Effects of Interlaminar Failure on the Scratch Damage of Automotive Coatings: Cohesive Zone Modeling

Interlaminar failure caused by scratches is a common damage mode in automotive coatings and is considered the potential trigger for irreversible destruction, i.e., plowing. This work strives to numerically investigate the mechanisms responsible for the complex scratch behavior of an automotive coating system, considering the interfacial failure. A finite element model is developed by incorporating a large deformation cohesive zone model for scratch-induced debonding simulation, where the mass scaling technique is utilized to minimize computational burden while ensuring accuracy. The delamination phenomenon of the automotive coating is reproduced, and its effects on scratch damage behavior are analyzed.

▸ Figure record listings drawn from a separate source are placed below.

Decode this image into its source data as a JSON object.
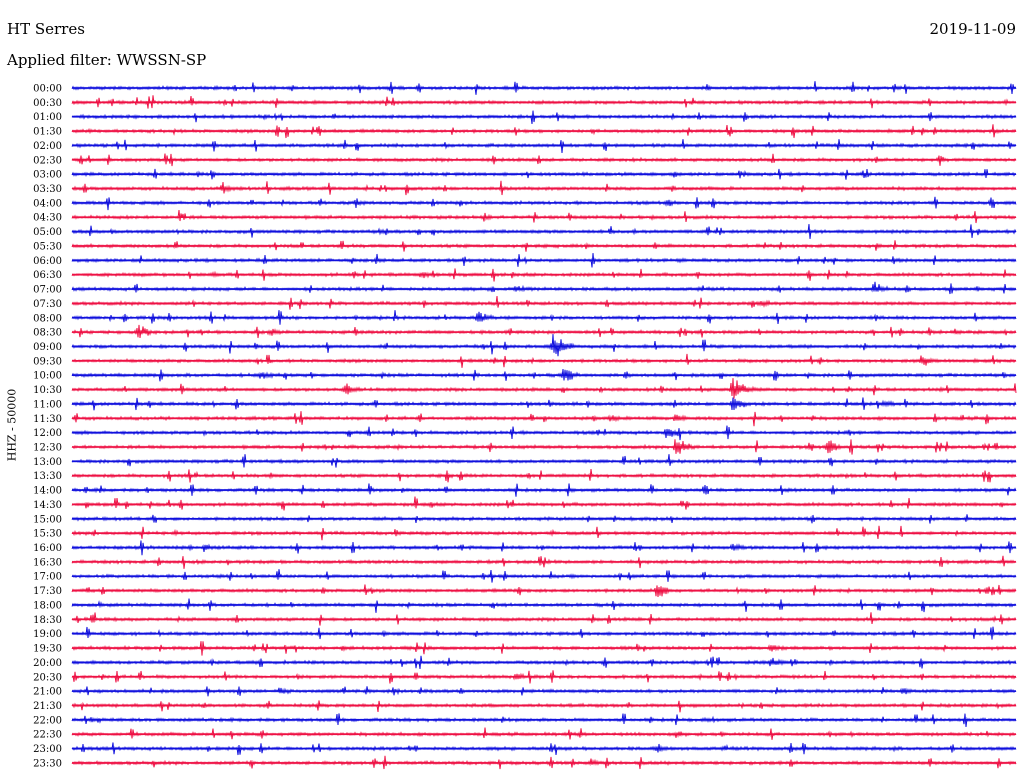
{
  "header": {
    "station": "HT Serres",
    "date": "2019-11-09",
    "filter": "Applied filter: WWSSN-SP"
  },
  "colors": {
    "blue": "#1010dd",
    "red": "#ee1144"
  },
  "chart_data": {
    "type": "line",
    "chart_kind": "helicorder",
    "ylabel": "HHZ - 50000",
    "row_labels": [
      "00:00",
      "00:30",
      "01:00",
      "01:30",
      "02:00",
      "02:30",
      "03:00",
      "03:30",
      "04:00",
      "04:30",
      "05:00",
      "05:30",
      "06:00",
      "06:30",
      "07:00",
      "07:30",
      "08:00",
      "08:30",
      "09:00",
      "09:30",
      "10:00",
      "10:30",
      "11:00",
      "11:30",
      "12:00",
      "12:30",
      "13:00",
      "13:30",
      "14:00",
      "14:30",
      "15:00",
      "15:30",
      "16:00",
      "16:30",
      "17:00",
      "17:30",
      "18:00",
      "18:30",
      "19:00",
      "19:30",
      "20:00",
      "20:30",
      "21:00",
      "21:30",
      "22:00",
      "22:30",
      "23:00",
      "23:30"
    ],
    "row_colors": [
      "blue",
      "red"
    ],
    "events": [
      {
        "row": "03:30",
        "t": 0.16,
        "amp": 7
      },
      {
        "row": "04:00",
        "t": 0.3,
        "amp": 5
      },
      {
        "row": "04:00",
        "t": 0.63,
        "amp": 5
      },
      {
        "row": "06:30",
        "t": 0.37,
        "amp": 6
      },
      {
        "row": "07:00",
        "t": 0.47,
        "amp": 5
      },
      {
        "row": "07:00",
        "t": 0.85,
        "amp": 9
      },
      {
        "row": "07:30",
        "t": 0.73,
        "amp": 5
      },
      {
        "row": "08:00",
        "t": 0.43,
        "amp": 10
      },
      {
        "row": "08:30",
        "t": 0.07,
        "amp": 10
      },
      {
        "row": "08:30",
        "t": 0.21,
        "amp": 5
      },
      {
        "row": "09:00",
        "t": 0.51,
        "amp": 20
      },
      {
        "row": "09:30",
        "t": 0.9,
        "amp": 8
      },
      {
        "row": "10:00",
        "t": 0.2,
        "amp": 7
      },
      {
        "row": "10:00",
        "t": 0.52,
        "amp": 10
      },
      {
        "row": "10:30",
        "t": 0.29,
        "amp": 8
      },
      {
        "row": "10:30",
        "t": 0.7,
        "amp": 18
      },
      {
        "row": "11:00",
        "t": 0.7,
        "amp": 10
      },
      {
        "row": "11:00",
        "t": 0.86,
        "amp": 6
      },
      {
        "row": "11:30",
        "t": 0.57,
        "amp": 6
      },
      {
        "row": "11:30",
        "t": 0.64,
        "amp": 6
      },
      {
        "row": "12:00",
        "t": 0.63,
        "amp": 8
      },
      {
        "row": "12:30",
        "t": 0.64,
        "amp": 14
      },
      {
        "row": "12:30",
        "t": 0.8,
        "amp": 10
      },
      {
        "row": "16:00",
        "t": 0.14,
        "amp": 6
      },
      {
        "row": "16:00",
        "t": 0.7,
        "amp": 6
      },
      {
        "row": "17:30",
        "t": 0.62,
        "amp": 10
      },
      {
        "row": "19:30",
        "t": 0.74,
        "amp": 7
      },
      {
        "row": "20:00",
        "t": 0.74,
        "amp": 8
      },
      {
        "row": "20:30",
        "t": 0.47,
        "amp": 5
      },
      {
        "row": "21:00",
        "t": 0.22,
        "amp": 5
      },
      {
        "row": "21:00",
        "t": 0.34,
        "amp": 5
      },
      {
        "row": "21:00",
        "t": 0.88,
        "amp": 5
      },
      {
        "row": "22:30",
        "t": 0.64,
        "amp": 5
      },
      {
        "row": "23:00",
        "t": 0.62,
        "amp": 6
      },
      {
        "row": "23:30",
        "t": 0.55,
        "amp": 5
      }
    ]
  }
}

Accordingly, it is revealed that the interlaminar delamination would produce significant stress redistribution, which leads to brittle and ductile damage of the coating and consequently affects the formation of plowing. Eventually, parametric studies on the effects of interfacial properties are performed. They demonstrate that the shear strength and shear fracture energy dominate scratch-induced delamination.

Automated summary

Interlaminar failure caused by scratches is a common damage mode in automotive coatings and is considered a potential trigger for irreversible destruction. This study aims to numerically investigate the mechanisms responsible for the complex scratch behavior of an automotive coating system, considering interfacial failure. A finite element model incorporating a large deformation cohesive zone model is developed to simulate scratch-induced debonding, and the effects of interfacial properties on the delamination phenomenon and scratch damage behavior are analyzed. The research reveals that interlaminar delamination results in significant stress redistribution, affecting the brittle and ductile damage of the coating and the formation of plowing. Parametric studies on interfacial properties demonstrate the dominance of shear strength and shear fracture energy in scratch-induced delamination.